Information-network clustering advances knowledge discovery in two manners. First, hidden associations amongst objects from differing domains are unveiled, leading to a better understanding of the hidden structure of the entire network. Second, local clusters of the objects within a domain are sharpened and put into greater context, leading to more accurate local clustering. In order to extract knowledge of this form, information network clustering algorithms must consider (1) overlapping clusters and (2) a clustering structure that relates the clusters. In this dissertation we develop a framework and several algorithms for information network clustering by leveraging the above two fundamental aspects that facilitate knowledge discovery.
Current state-of-the-art information network clustering algorithms have had relative success in addressing the computational challenge of high dimensional data; however, the majority of these approaches have not addressed the fundamental aspects of overlapping clusters and clustering structure. In this dissertation, we address the information-network clustering problem from a fresh perspective and introduce a novel framework based on Formal Concept Analysis (FCA). Based on mathematical order theory, in particular, the theory of complete lattices, FCA provides a rich theoretical basis for investigating and structuring overlapping relational clustering in a single dataset. Shortcomings of previous methods were overcome by extending FCA to information networks, yielding effective and efficient information network clustering algorithms.
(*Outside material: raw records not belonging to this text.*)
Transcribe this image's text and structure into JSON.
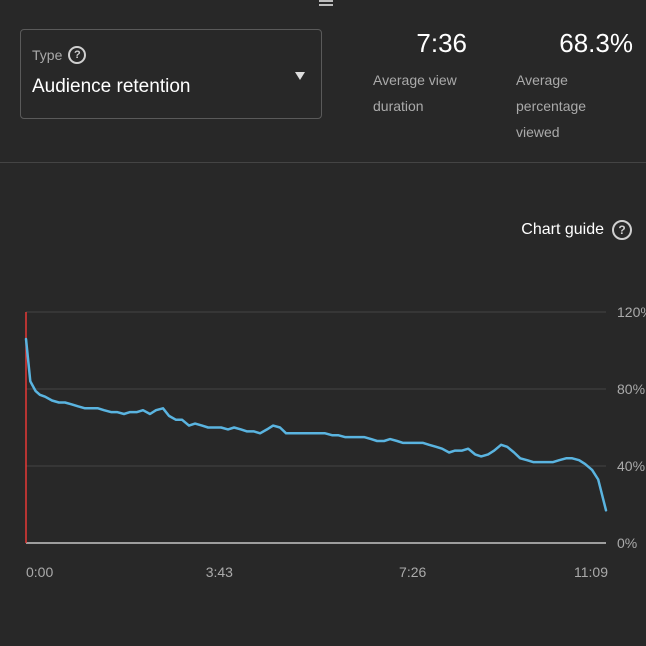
{
  "header": {
    "type_label": "Type",
    "type_value": "Audience retention",
    "metrics": [
      {
        "value": "7:36",
        "label": "Average view duration"
      },
      {
        "value": "68.3%",
        "label": "Average percentage viewed"
      }
    ]
  },
  "chart_guide": {
    "label": "Chart guide"
  },
  "colors": {
    "line": "#5ab4e0",
    "playhead": "#e53935",
    "grid": "#444444",
    "axis": "#9e9e9e"
  },
  "icons": {
    "help": "question-circle-icon",
    "dropdown": "triangle-down-icon",
    "handle": "drag-handle-icon"
  },
  "chart_data": {
    "type": "line",
    "title": "",
    "xlabel": "",
    "ylabel": "",
    "x_ticks": [
      "0:00",
      "3:43",
      "7:26",
      "11:09"
    ],
    "y_ticks": [
      "120%",
      "80%",
      "40%",
      "0%"
    ],
    "ylim": [
      0,
      120
    ],
    "xlim": [
      0,
      669
    ],
    "grid": true,
    "series": [
      {
        "x": [
          0,
          5,
          11,
          16,
          22,
          30,
          38,
          45,
          53,
          60,
          68,
          75,
          83,
          90,
          98,
          105,
          113,
          120,
          128,
          135,
          143,
          150,
          158,
          165,
          173,
          180,
          188,
          195,
          203,
          210,
          218,
          225,
          233,
          240,
          248,
          255,
          263,
          270,
          278,
          285,
          293,
          300,
          308,
          315,
          323,
          330,
          338,
          345,
          353,
          360,
          368,
          375,
          383,
          390,
          398,
          405,
          413,
          420,
          428,
          435,
          443,
          450,
          458,
          465,
          473,
          480,
          488,
          495,
          503,
          510,
          518,
          525,
          533,
          540,
          548,
          555,
          563,
          570,
          578,
          585,
          593,
          600,
          608,
          615,
          623,
          630,
          638,
          645,
          653,
          660,
          669
        ],
        "values": [
          106,
          84,
          79,
          77,
          76,
          74,
          73,
          73,
          72,
          71,
          70,
          70,
          70,
          69,
          68,
          68,
          67,
          68,
          68,
          69,
          67,
          69,
          70,
          66,
          64,
          64,
          61,
          62,
          61,
          60,
          60,
          60,
          59,
          60,
          59,
          58,
          58,
          57,
          59,
          61,
          60,
          57,
          57,
          57,
          57,
          57,
          57,
          57,
          56,
          56,
          55,
          55,
          55,
          55,
          54,
          53,
          53,
          54,
          53,
          52,
          52,
          52,
          52,
          51,
          50,
          49,
          47,
          48,
          48,
          49,
          46,
          45,
          46,
          48,
          51,
          50,
          47,
          44,
          43,
          42,
          42,
          42,
          42,
          43,
          44,
          44,
          43,
          41,
          38,
          33,
          17
        ]
      }
    ]
  }
}
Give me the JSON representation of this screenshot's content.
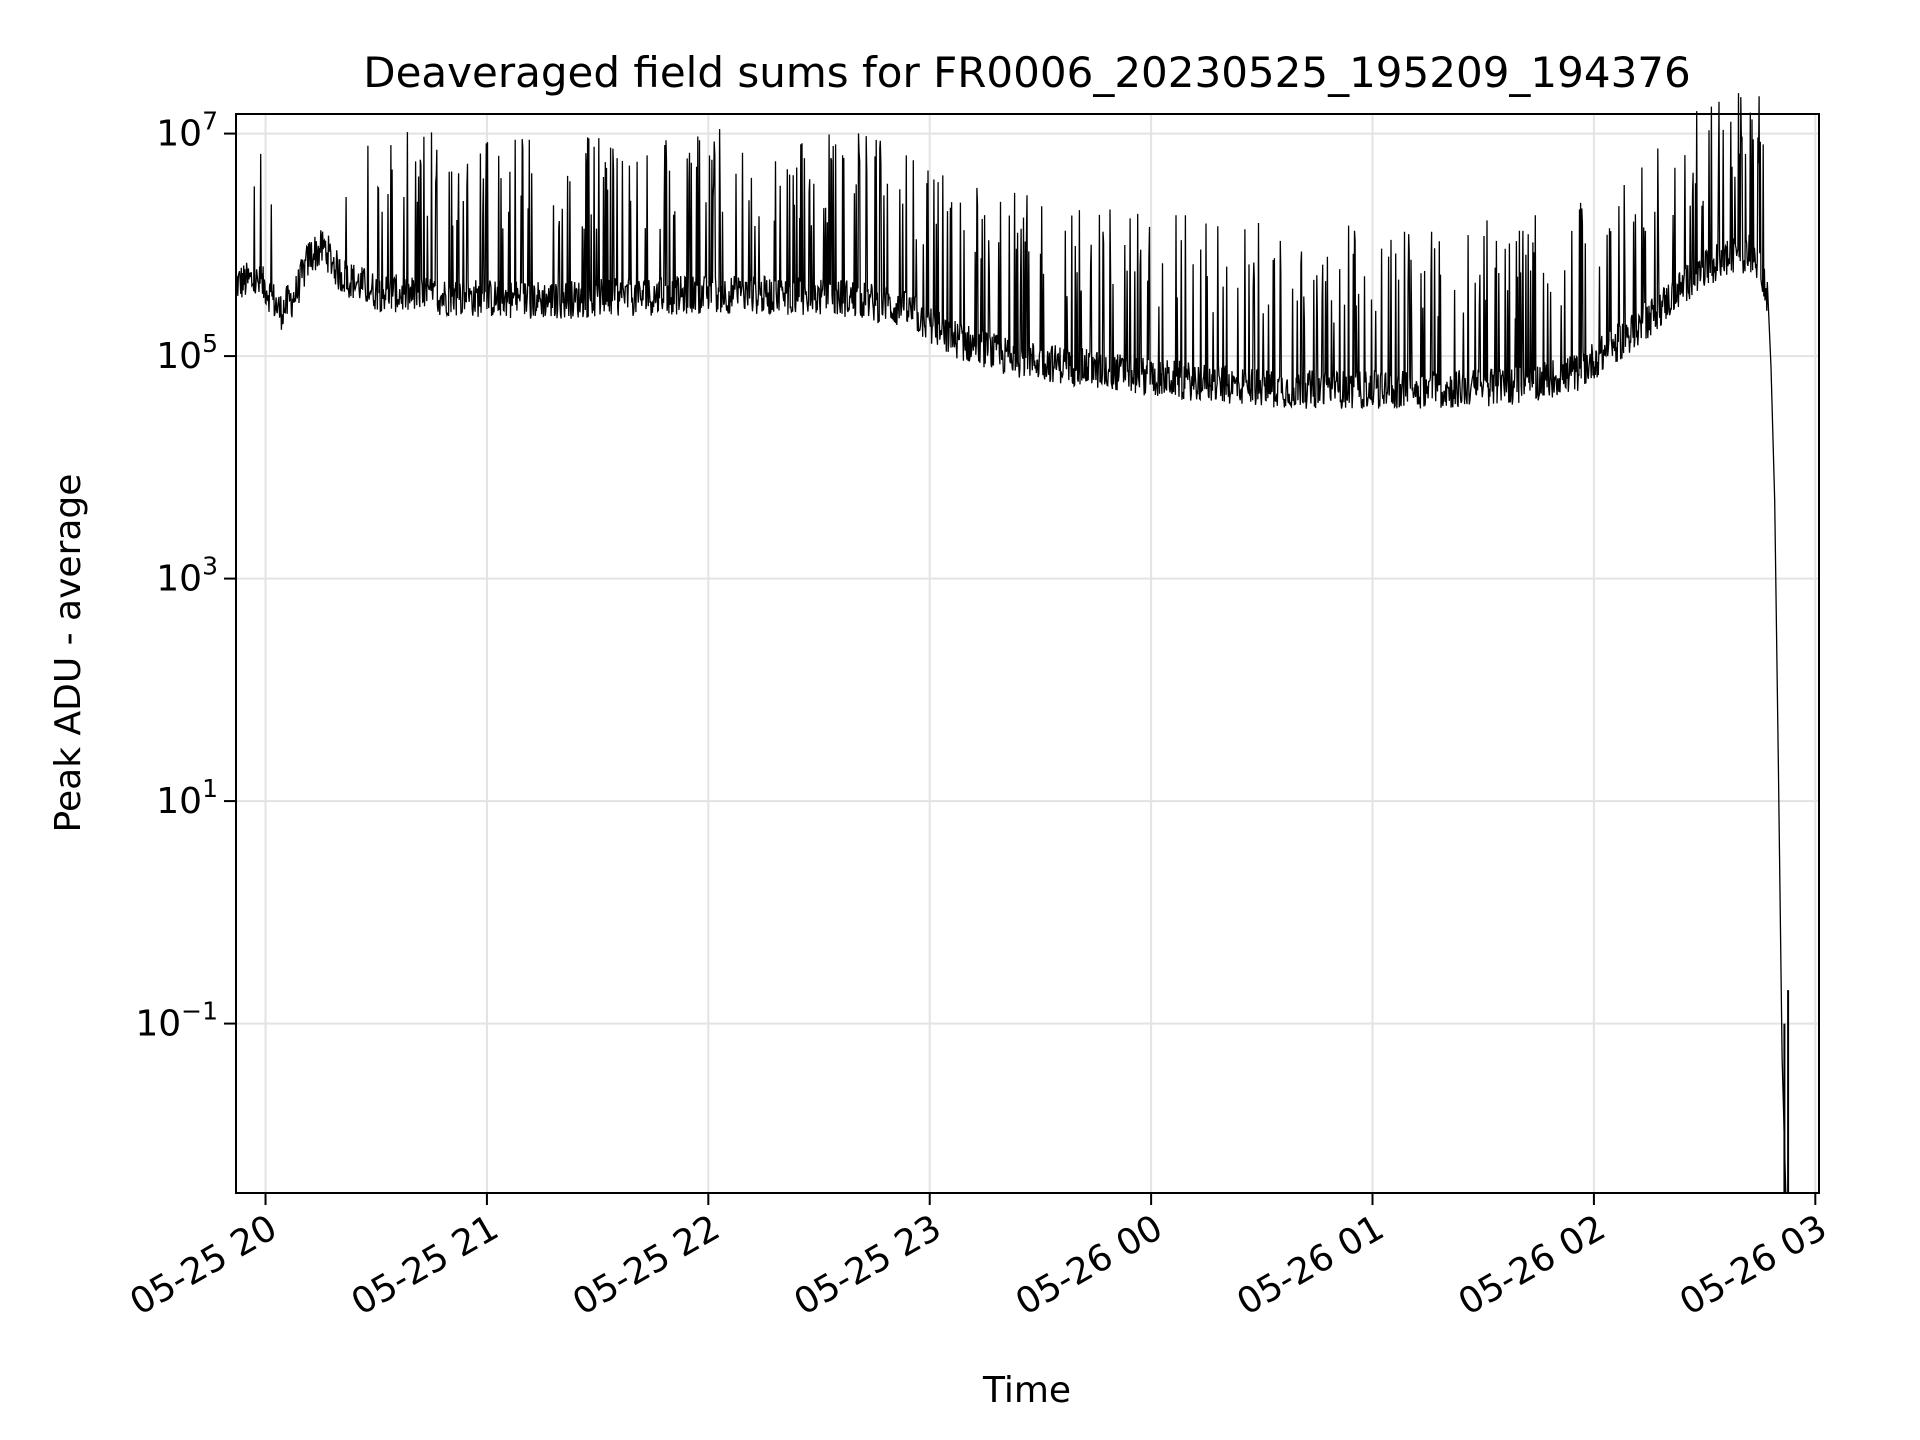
{
  "chart_data": {
    "type": "line",
    "title": "Deaveraged field sums for FR0006_20230525_195209_194376",
    "xlabel": "Time",
    "ylabel": "Peak ADU - average",
    "yscale": "log",
    "grid": true,
    "xlim": [
      "2023-05-25 19:52",
      "2023-05-26 03:01"
    ],
    "ylim": [
      0.003,
      15000000
    ],
    "x_ticks": [
      {
        "t": "2023-05-25 20:00",
        "label": "05-25 20"
      },
      {
        "t": "2023-05-25 21:00",
        "label": "05-25 21"
      },
      {
        "t": "2023-05-25 22:00",
        "label": "05-25 22"
      },
      {
        "t": "2023-05-25 23:00",
        "label": "05-25 23"
      },
      {
        "t": "2023-05-26 00:00",
        "label": "05-26 00"
      },
      {
        "t": "2023-05-26 01:00",
        "label": "05-26 01"
      },
      {
        "t": "2023-05-26 02:00",
        "label": "05-26 02"
      },
      {
        "t": "2023-05-26 03:00",
        "label": "05-26 03"
      }
    ],
    "y_ticks": [
      {
        "value": 10000000,
        "base": "10",
        "exp": "7"
      },
      {
        "value": 100000,
        "base": "10",
        "exp": "5"
      },
      {
        "value": 1000,
        "base": "10",
        "exp": "3"
      },
      {
        "value": 10,
        "base": "10",
        "exp": "1"
      },
      {
        "value": 0.1,
        "base": "10",
        "exp": "−1"
      }
    ],
    "series": [
      {
        "color": "#000000",
        "points": [
          [
            "2023-05-25 19:52",
            450000
          ],
          [
            "2023-05-25 19:56",
            480000
          ],
          [
            "2023-05-25 20:00",
            420000
          ],
          [
            "2023-05-25 20:04",
            250000
          ],
          [
            "2023-05-25 20:08",
            350000
          ],
          [
            "2023-05-25 20:12",
            800000
          ],
          [
            "2023-05-25 20:16",
            950000
          ],
          [
            "2023-05-25 20:20",
            550000
          ],
          [
            "2023-05-25 20:25",
            450000
          ],
          [
            "2023-05-25 20:30",
            380000
          ],
          [
            "2023-05-25 20:40",
            350000
          ],
          [
            "2023-05-25 21:00",
            330000
          ],
          [
            "2023-05-25 21:20",
            320000
          ],
          [
            "2023-05-25 21:40",
            340000
          ],
          [
            "2023-05-25 22:00",
            360000
          ],
          [
            "2023-05-25 22:20",
            350000
          ],
          [
            "2023-05-25 22:40",
            330000
          ],
          [
            "2023-05-25 22:55",
            250000
          ],
          [
            "2023-05-25 23:05",
            150000
          ],
          [
            "2023-05-25 23:20",
            100000
          ],
          [
            "2023-05-25 23:40",
            80000
          ],
          [
            "2023-05-26 00:00",
            65000
          ],
          [
            "2023-05-26 00:20",
            55000
          ],
          [
            "2023-05-26 00:40",
            50000
          ],
          [
            "2023-05-26 01:00",
            50000
          ],
          [
            "2023-05-26 01:20",
            50000
          ],
          [
            "2023-05-26 01:40",
            55000
          ],
          [
            "2023-05-26 01:55",
            70000
          ],
          [
            "2023-05-26 02:05",
            120000
          ],
          [
            "2023-05-26 02:15",
            220000
          ],
          [
            "2023-05-26 02:25",
            450000
          ],
          [
            "2023-05-26 02:35",
            750000
          ],
          [
            "2023-05-26 02:42",
            850000
          ],
          [
            "2023-05-26 02:45",
            700000
          ],
          [
            "2023-05-26 02:47",
            350000
          ],
          [
            "2023-05-26 02:48",
            80000
          ],
          [
            "2023-05-26 02:49",
            5000
          ],
          [
            "2023-05-26 02:50",
            20
          ],
          [
            "2023-05-26 02:51",
            0.05
          ],
          [
            "2023-05-26 02:52",
            0.003
          ]
        ]
      }
    ]
  }
}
Several empirical evaluations performed on a large variety of real-world information networks reveal that the FCA-based algorithms work more effectively and efficiently than the current state of the art.
Additionally, the dissertation addresses two drawbacks of FCA in single-edge information network (bi-clustering). One drawback is that the set of bi-clusters tends to be quite large, which makes reasoning about the bi-clusters quite difficult. We address this problem by introducing the idea of significant distinguishing sets, and an algorithm to efficiently enumerate these sets. The second shortcoming of the FCA framework is the strict definition of a bi-cluster. FCA specifies that a bi-cluster is a maximal sub-matrix of 1s in the dataset, however, in many knowledge discovery tasks the bi-clusters of interest are those subspaces of objects and attributes that exhibit a banded structure. We show, theoretically, the correspondence between bandedness and FCA based clustering. Moreover, we present an algorithm to uncover banded structures via intelligent search of the bi-cluster lattice.